Partial Autodiff in NN using Flux

I have been using Flux to model a NN which has a loss function dependent on its own NN output and other functions that contains functions also dependent on the output of the NN, in a sort of recurrent way. My data is just a regular grid of points. I have made improvements on my original code based on a previous answer found here.

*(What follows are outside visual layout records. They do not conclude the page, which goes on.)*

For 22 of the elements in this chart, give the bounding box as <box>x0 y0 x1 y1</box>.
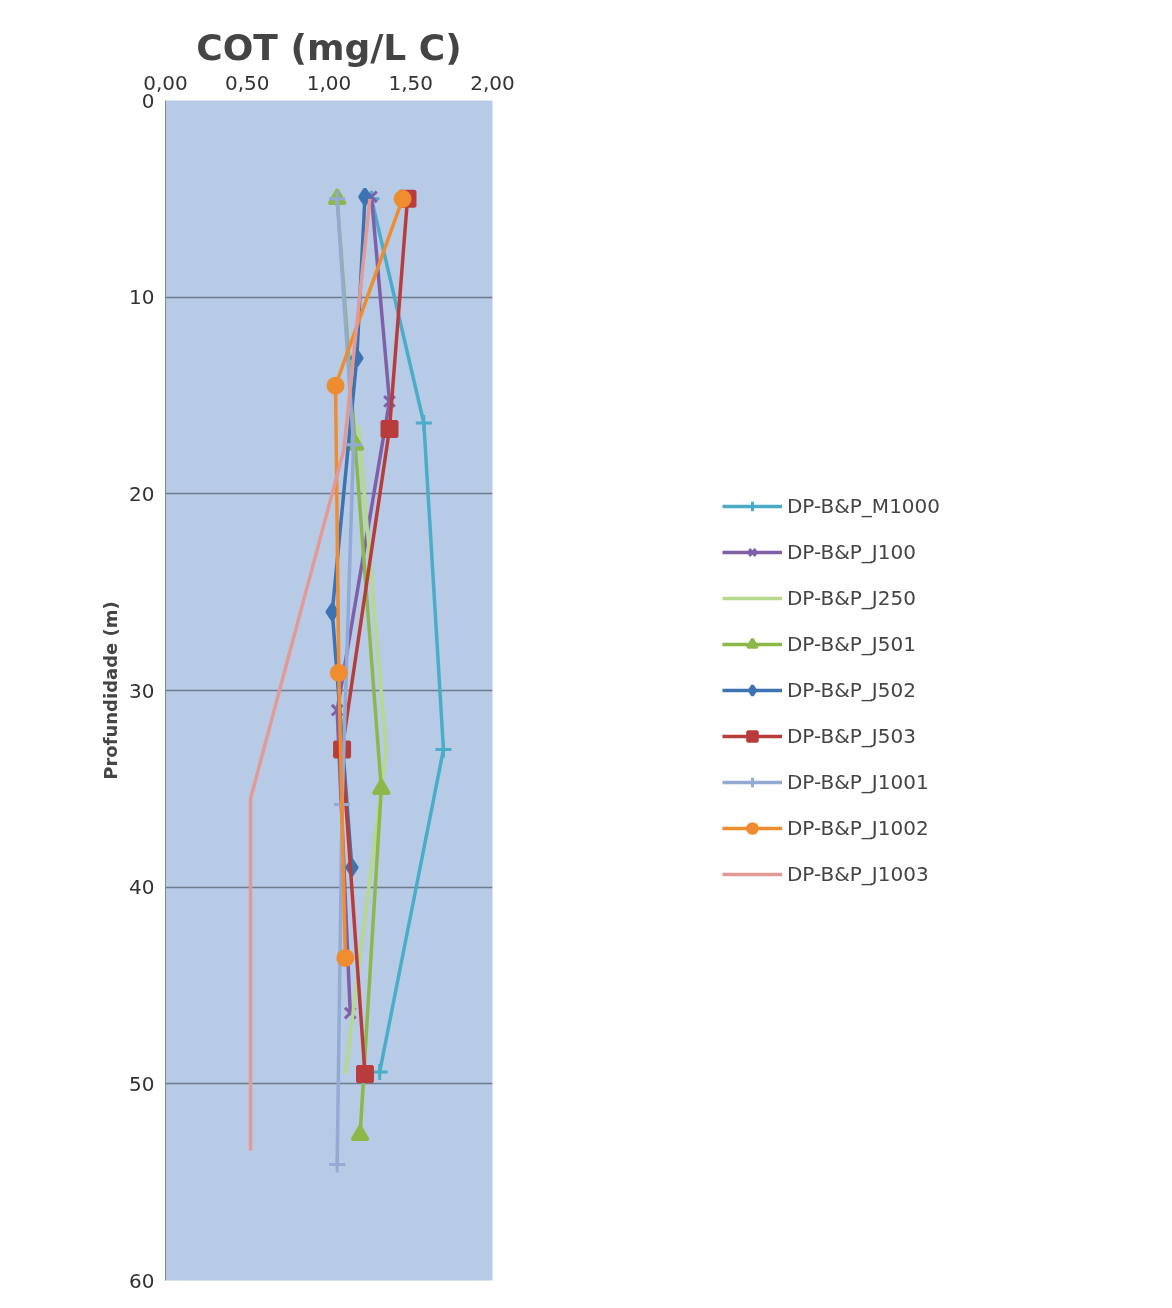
legend-label: DP-B&P_J1001 <box>786 770 929 794</box>
legend-label: DP-B&P_J503 <box>786 724 916 748</box>
y-tick-label: 20 <box>129 481 155 506</box>
y-tick-label: 60 <box>129 1268 155 1293</box>
y-tick-label: 30 <box>129 678 155 703</box>
x-tick-label: 1,50 <box>388 70 434 95</box>
y-axis-title: Profundidade (m) <box>100 601 122 780</box>
y-tick-label: 10 <box>129 285 155 310</box>
legend-label: DP-B&P_J1003 <box>786 862 929 886</box>
legend-label: DP-B&P_J502 <box>786 678 916 702</box>
x-tick-label: 1,00 <box>306 70 352 95</box>
y-tick-label: 50 <box>129 1071 155 1096</box>
x-tick-label: 0,00 <box>143 70 188 95</box>
legend-label: DP-B&P_J100 <box>786 540 916 564</box>
chart-title: COT (mg/L C) <box>196 26 462 68</box>
legend-label: DP-B&P_J1002 <box>786 816 929 840</box>
y-tick-label: 40 <box>129 875 155 900</box>
x-tick-label: 2,00 <box>470 70 515 95</box>
legend-label: DP-B&P_M1000 <box>786 494 941 518</box>
legend-label: DP-B&P_J250 <box>786 586 916 610</box>
x-tick-label: 0,50 <box>224 70 270 95</box>
legend-label: DP-B&P_J501 <box>786 632 916 656</box>
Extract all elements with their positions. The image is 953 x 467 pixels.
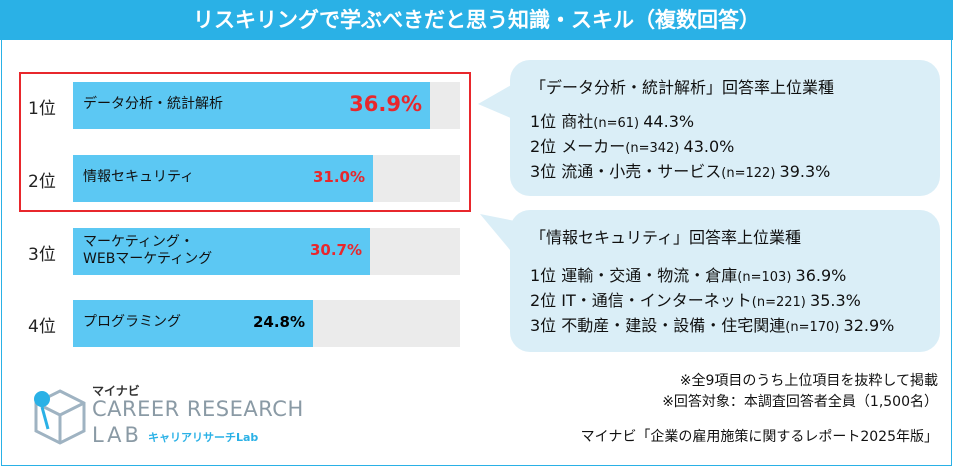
industry-rank-line: 3位 不動産・建設・設備・住宅関連(n=170) 32.9% <box>530 312 894 336</box>
source-note: マイナビ「企業の雇用施策に関するレポート2025年版」 <box>580 429 938 445</box>
rank-label: 1位 <box>28 99 56 119</box>
category-label: データ分析・統計解析 <box>83 96 223 113</box>
bar <box>73 155 373 202</box>
industry-rank: 1位 <box>530 266 562 285</box>
value-label: 24.8% <box>252 313 305 331</box>
logo-brand: マイナビ <box>92 384 140 398</box>
category-label: プログラミング <box>83 314 181 331</box>
industry-pct: 32.9% <box>843 316 895 335</box>
sample-size: (n=61) <box>593 116 644 131</box>
bar <box>73 82 430 129</box>
sample-size: (n=122) <box>721 166 780 181</box>
category-label: 情報セキュリティ <box>83 169 194 186</box>
industry-pct: 35.3% <box>810 291 861 310</box>
logo-sub: キャリアリサーチLab <box>148 431 259 444</box>
industry-rank-line: 1位 運輸・交通・物流・倉庫(n=103) 36.9% <box>530 262 846 286</box>
bar <box>73 228 370 275</box>
industry-rank: 3位 <box>530 316 562 335</box>
industry-name: メーカー <box>561 137 626 156</box>
industry-pct: 43.0% <box>683 137 735 156</box>
sample-size: (n=170) <box>785 320 844 335</box>
chart-title: リスキリングで学ぶべきだと思う知識・スキル（複数回答） <box>0 0 953 40</box>
content-frame <box>1 40 952 466</box>
industry-name: 運輸・交通・物流・倉庫 <box>561 266 738 285</box>
sample-size: (n=221) <box>751 295 811 310</box>
rank-label: 3位 <box>28 245 56 265</box>
industry-rank-line: 1位 商社(n=61) 44.3% <box>530 108 694 132</box>
rank-label: 2位 <box>28 172 56 192</box>
bar <box>73 300 313 347</box>
note-respondents: ※回答対象：本調査回答者全員（1,500名） <box>662 394 938 410</box>
industry-name: 商社 <box>561 112 594 131</box>
industry-pct: 36.9% <box>795 266 847 285</box>
industry-name: IT・通信・インターネット <box>561 291 752 310</box>
industry-rank: 2位 <box>530 291 562 310</box>
value-label: 36.9% <box>349 92 422 116</box>
sample-size: (n=103) <box>737 270 796 285</box>
industry-name: 流通・小売・サービス <box>561 162 722 181</box>
category-label-line: 情報セキュリティ <box>83 169 195 185</box>
industry-name: 不動産・建設・設備・住宅関連 <box>561 316 786 335</box>
category-label: マーケティング・ WEBマーケティング <box>83 234 212 268</box>
industry-rank-line: 2位 メーカー(n=342) 43.0% <box>530 133 734 157</box>
top2-highlight-box <box>19 72 471 212</box>
category-label-line: データ分析・統計解析 <box>83 96 223 112</box>
industry-rank: 1位 <box>530 112 562 131</box>
bubble2-title: 「情報セキュリティ」回答率上位業種 <box>530 228 802 247</box>
industry-rank: 2位 <box>530 137 562 156</box>
bubble-data-analysis: 「データ分析・統計解析」回答率上位業種 1位 商社(n=61) 44.3% 2位 … <box>510 60 940 196</box>
industry-rank-line: 2位 IT・通信・インターネット(n=221) 35.3% <box>530 287 861 311</box>
industry-rank-line: 3位 流通・小売・サービス(n=122) 39.3% <box>530 158 830 182</box>
value-label: 31.0% <box>312 168 365 186</box>
bubble-info-security: 「情報セキュリティ」回答率上位業種 1位 運輸・交通・物流・倉庫(n=103) … <box>510 210 940 352</box>
bubble1-tail <box>478 80 520 122</box>
category-label-line: プログラミング <box>83 314 181 330</box>
logo-line2: LAB <box>92 423 142 447</box>
logo-line1: CAREER RESEARCH <box>92 397 304 421</box>
note-items: ※全9項目のうち上位項目を抜粋して掲載 <box>679 373 938 389</box>
industry-pct: 39.3% <box>779 162 831 181</box>
rank-label: 4位 <box>28 317 56 337</box>
career-research-lab-logo-icon <box>34 389 86 445</box>
industry-pct: 44.3% <box>643 112 695 131</box>
category-label-line: マーケティング・ <box>83 234 194 250</box>
industry-rank: 3位 <box>530 162 562 181</box>
category-label-line: WEBマーケティング <box>83 251 213 267</box>
sample-size: (n=342) <box>625 141 684 156</box>
value-label: 30.7% <box>309 241 362 259</box>
bubble1-title: 「データ分析・統計解析」回答率上位業種 <box>530 78 835 97</box>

I have been dueling with my code for a couple of weeks now, and even though it seems to be a common type of problem structure (I have seen some folks from Physics Informed NNs constructing similar problems), I am not sure why my loss function is not passing a certain threshold during training. I wonder if my code is actually doing what I want.

Here it is:

using Flux, ForwardDiff

#Data
time = repeat(collect(0.1:0.4:4), inner=1, outer=5)
ic = repeat(collect(0.1:0.2:0.9), inner=1, outer=10)

#Problem parameters
α = 2; C = 1; β = 0.5; P = 1; π₀ = 0.5

#Hidden layer length
len_hidden = 5

#NNs
#These are the three functions I want to approximate. 
#They map time and ic to a real
NNₓ = Chain(Dense(2,len_hidden,relu),Dense(len_hidden,1)) 
NNp = Chain(Dense(2,len_hidden,relu),Dense(len_hidden,1))
NNᵤ = Chain(Dense(2,len_hidden,relu),Dense(len_hidden,1,))

#Optimizer
opt = ADAM(0.001, (0.9, 0.999))

#Parameters
Θ = params(NNₓ,NNp,NNᵤ)

#Training
L=[]
K=1000 #How many times I call the optimization update
for k in 1:K
    
    #Get the NN's and create one function for each 
    x(i,j) = NNₓ([i,j])[1] 
    p(i,j) = NNp([i,j])[1]
    u(i,j) = NNᵤ([i,j])[1]
    
    #Hamiltonians
    #These are also functions of the two inputs, and also contain the 3 approximations 
    #as above, x, p and u
    dHdx(i,j) = α*u(i,j) + (1 - x(i,j))*β*p(i,j)*(P*u(i,j) - π₀) - x(i,j)*β*p(i,j)*(P*u(i,j) - π₀) #Ok
    dHdp(i,j) = (1 - x(i,j))*x(i,j)*β*(P*u(i,j) - π₀) #Ok 
    dHdu(i,j) = α*x(i,j) - 2*C*u(i,j) + P*p(i,j)*β*x(i,j)*(1 - x(i,j)) #Ok

    #Here I want to compute the time derivatives of x and p
    #Since they are derivatives wrt the inputs, I am computing the AutoDiff for each with 
    #respect to the input relative to time
    dxdt(i,j) = ForwardDiff.derivative(j -> x(i,j),j)
    dpdt(i,j) = ForwardDiff.derivative(j -> p(i,j),j)
        
    #Loss function, computing for all points in the "grid" at once
    loss(ic,time) = sum((dHdp.(ic,time) .- dxdt.(ic,time)).^2 .+ (dpdt.(ic,time) .+ dHdx.(ic,time)).^2 .+ (dHdu.(ic,time)).^2 .+ (x.(ic,0) .- ic).^2 .+ (p.(ic,4) .- 1).^2)
        
    grad = Flux.gradient(Θ) do
    loss(ic,time) 
    end

    Flux.Optimise.update!(opt, Θ, grad)
end

The loss function decreases down to a threshold and increases after that. Even still, the variable u is far from behaving like I expected. I know the parameters are being update, but I suspect that either the auto differentiation procedure is not working as I intended or the insertion of these equations within the for loop is not enabling computation to happen in the order that it should.

ANY comments/inputs/criticisms are welcome. Thank you!

Did you ever find a solution to this?

I would be really interested, since I am looking at a similar problem. I also want to use the gradient of the neural network as part of the loss function.